A hybrid home is essentially a home with a large battery, big enough to store enough off-peak electricity to run the home at peak periods.
According to geo, which is run by its CSO Simon Anderson, who is originally from Cambridge, and its CEO Patrick Caiger-Smith, from Daventry, this is two-thirds of the consumption of an average household.
As off-peak electricity is half the price of peak electricity this immediately delivers a saving of about 30 per cent.
Add to this heat storage, solar panels and other forms of energy efficiency and you can easily save more than 50 per cent on energy costs.
The Internet of Energy (IoE) is at the heart of geo’s hybrid home vision – a specialist element of the Internet of Things (IoT) – in contrast to more standard IoT products.
geo has recently won a Queen’s Award for Enterprise for its innovation which underlines the vital importance of smarter home energy solutions.
Simon, a former submarine commander in the Royal Navy, told the Cambridge Independent: “Patrick Caiger-Smith [an engineer by trade] and I founded the company back in 2006.
“Our aim was to help people save money on their energy bills, and in doing so reduce the CO2 emissions from our homes.”
He continued: “To do that, we felt we needed to make energy visible – make the invisible visible – by giving information on it. That’s really what we started out doing and that’s what we won the innovation award for – with our first set of displays called the ‘Solo display’.”
The concept involves taking information from the meter and then displaying it in a very simple way.
Simon said: “What we can do with that is get people interested – and all our research shows that people are interested – and they can start to see where they are potentially wasting energy. We help people save money that way.”
Simon says that the homeowner soon starts taking control of things like heating and water, which then leads to a desire for an automated system. “That’s where the hybrid home comes in,” he explained. “What we do with the hybrid home is that we integrate everything – a bit like a hybrid car.
“All the energy-efficiency bits in a car are integrated and operated in the background, and the user gets a much nicer driving experience and lower bills – we’re trying to do that with the home.”
The key to achieving this, says Simon, is through the battery. “In effect, that gives a store of energy which you can use, or not as the case may be, to flatten out demand – and therefore use electricity at the cheapest moment.”
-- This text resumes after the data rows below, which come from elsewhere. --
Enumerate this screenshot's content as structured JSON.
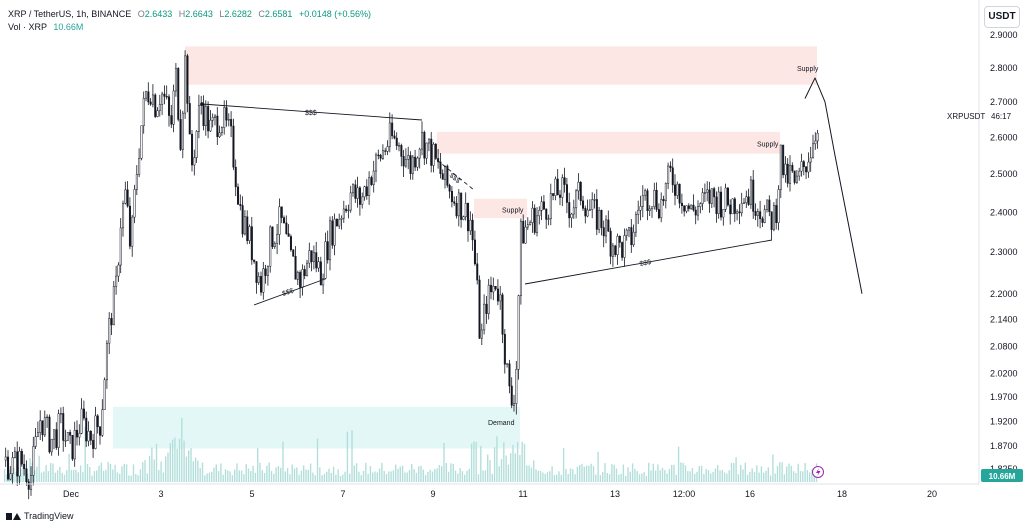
{
  "header": {
    "symbol": "XRP / TetherUS, 1h, BINANCE",
    "open_label": "O",
    "open": "2.6433",
    "high_label": "H",
    "high": "2.6643",
    "low_label": "L",
    "low": "2.6282",
    "close_label": "C",
    "close": "2.6581",
    "change": "+0.0148 (+0.56%)",
    "vol_label": "Vol · XRP",
    "vol_value": "10.66M"
  },
  "currency_button": "USDT",
  "brand": "TradingView",
  "colors": {
    "up": "#26a69a",
    "down": "#131722",
    "supply": "#fde7e4",
    "demand": "#e4f7f7",
    "volume": "#b2dfdb"
  },
  "chart_data": {
    "type": "candlestick",
    "y_axis": {
      "ticks": [
        "2.9000",
        "2.8000",
        "2.7000",
        "2.6000",
        "2.5000",
        "2.4000",
        "2.3000",
        "2.2000",
        "2.1400",
        "2.0800",
        "2.0200",
        "1.9700",
        "1.9200",
        "1.8700",
        "1.8250"
      ],
      "tick_values": [
        2.9,
        2.8,
        2.7,
        2.6,
        2.5,
        2.4,
        2.3,
        2.2,
        2.14,
        2.08,
        2.02,
        1.97,
        1.92,
        1.87,
        1.825
      ],
      "scale": "log"
    },
    "x_axis": {
      "ticks": [
        "Dec",
        "3",
        "5",
        "7",
        "9",
        "11",
        "13",
        "12:00",
        "16",
        "18",
        "20"
      ]
    },
    "symbol_label": "XRPUSDT",
    "countdown": "46:17",
    "last_price": "2.6581",
    "volume_label": "10.66M",
    "zones": [
      {
        "type": "supply",
        "label": "Supply",
        "from": 2.75,
        "to": 2.865
      },
      {
        "type": "supply",
        "label": "Supply",
        "from": 2.555,
        "to": 2.615
      },
      {
        "type": "supply",
        "label": "Supply",
        "from": 2.385,
        "to": 2.435
      },
      {
        "type": "demand",
        "label": "Demand",
        "from": 1.865,
        "to": 1.95
      }
    ],
    "liquidity_label": "$$$",
    "price_path": [
      [
        0,
        1.85
      ],
      [
        10,
        1.83
      ],
      [
        20,
        1.84
      ],
      [
        30,
        1.81
      ],
      [
        40,
        1.93
      ],
      [
        50,
        1.88
      ],
      [
        60,
        1.91
      ],
      [
        70,
        1.86
      ],
      [
        80,
        1.92
      ],
      [
        90,
        1.89
      ],
      [
        100,
        1.92
      ],
      [
        105,
        2.05
      ],
      [
        110,
        2.15
      ],
      [
        115,
        2.2
      ],
      [
        120,
        2.38
      ],
      [
        125,
        2.45
      ],
      [
        130,
        2.3
      ],
      [
        135,
        2.48
      ],
      [
        140,
        2.62
      ],
      [
        145,
        2.72
      ],
      [
        150,
        2.74
      ],
      [
        155,
        2.69
      ],
      [
        160,
        2.73
      ],
      [
        165,
        2.7
      ],
      [
        170,
        2.62
      ],
      [
        175,
        2.78
      ],
      [
        180,
        2.6
      ],
      [
        185,
        2.85
      ],
      [
        190,
        2.5
      ],
      [
        195,
        2.6
      ],
      [
        200,
        2.7
      ],
      [
        210,
        2.62
      ],
      [
        220,
        2.66
      ],
      [
        230,
        2.6
      ],
      [
        240,
        2.4
      ],
      [
        250,
        2.32
      ],
      [
        260,
        2.22
      ],
      [
        270,
        2.33
      ],
      [
        280,
        2.38
      ],
      [
        290,
        2.28
      ],
      [
        300,
        2.23
      ],
      [
        310,
        2.3
      ],
      [
        320,
        2.25
      ],
      [
        330,
        2.35
      ],
      [
        340,
        2.4
      ],
      [
        350,
        2.45
      ],
      [
        360,
        2.43
      ],
      [
        370,
        2.5
      ],
      [
        380,
        2.55
      ],
      [
        390,
        2.6
      ],
      [
        400,
        2.57
      ],
      [
        410,
        2.52
      ],
      [
        420,
        2.6
      ],
      [
        430,
        2.56
      ],
      [
        440,
        2.5
      ],
      [
        450,
        2.45
      ],
      [
        460,
        2.42
      ],
      [
        470,
        2.38
      ],
      [
        475,
        2.25
      ],
      [
        480,
        2.08
      ],
      [
        485,
        2.18
      ],
      [
        490,
        2.2
      ],
      [
        495,
        2.23
      ],
      [
        500,
        2.18
      ],
      [
        505,
        2.05
      ],
      [
        510,
        1.95
      ],
      [
        515,
        2.0
      ],
      [
        520,
        2.34
      ],
      [
        530,
        2.38
      ],
      [
        540,
        2.4
      ],
      [
        550,
        2.43
      ],
      [
        560,
        2.46
      ],
      [
        570,
        2.41
      ],
      [
        580,
        2.45
      ],
      [
        590,
        2.4
      ],
      [
        600,
        2.38
      ],
      [
        610,
        2.33
      ],
      [
        620,
        2.31
      ],
      [
        630,
        2.33
      ],
      [
        640,
        2.43
      ],
      [
        650,
        2.45
      ],
      [
        660,
        2.42
      ],
      [
        670,
        2.5
      ],
      [
        680,
        2.45
      ],
      [
        690,
        2.4
      ],
      [
        700,
        2.42
      ],
      [
        710,
        2.44
      ],
      [
        720,
        2.43
      ],
      [
        730,
        2.42
      ],
      [
        740,
        2.44
      ],
      [
        750,
        2.45
      ],
      [
        760,
        2.41
      ],
      [
        770,
        2.38
      ],
      [
        775,
        2.4
      ],
      [
        780,
        2.55
      ],
      [
        785,
        2.48
      ],
      [
        790,
        2.5
      ],
      [
        795,
        2.46
      ],
      [
        800,
        2.5
      ],
      [
        805,
        2.53
      ],
      [
        810,
        2.57
      ],
      [
        815,
        2.62
      ],
      [
        818,
        2.66
      ]
    ],
    "projection": [
      [
        805,
        2.71
      ],
      [
        815,
        2.77
      ],
      [
        825,
        2.7
      ],
      [
        835,
        2.55
      ],
      [
        850,
        2.35
      ],
      [
        862,
        2.2
      ]
    ]
  }
}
He added: “The hybrid home is about the home’s ability to generate electricity using solar panels, or from the grid – taking it at off-peak times – to store it efficiently and then to use it efficiently.”
Working with a major housebuilder and a university, geo will be doing a pilot demonstration project at the beginning of 2018.
“We would hope and expect to have the hybrid home available for consumers to buy by the end of 2018, beginning of 2019,” concluded Simon.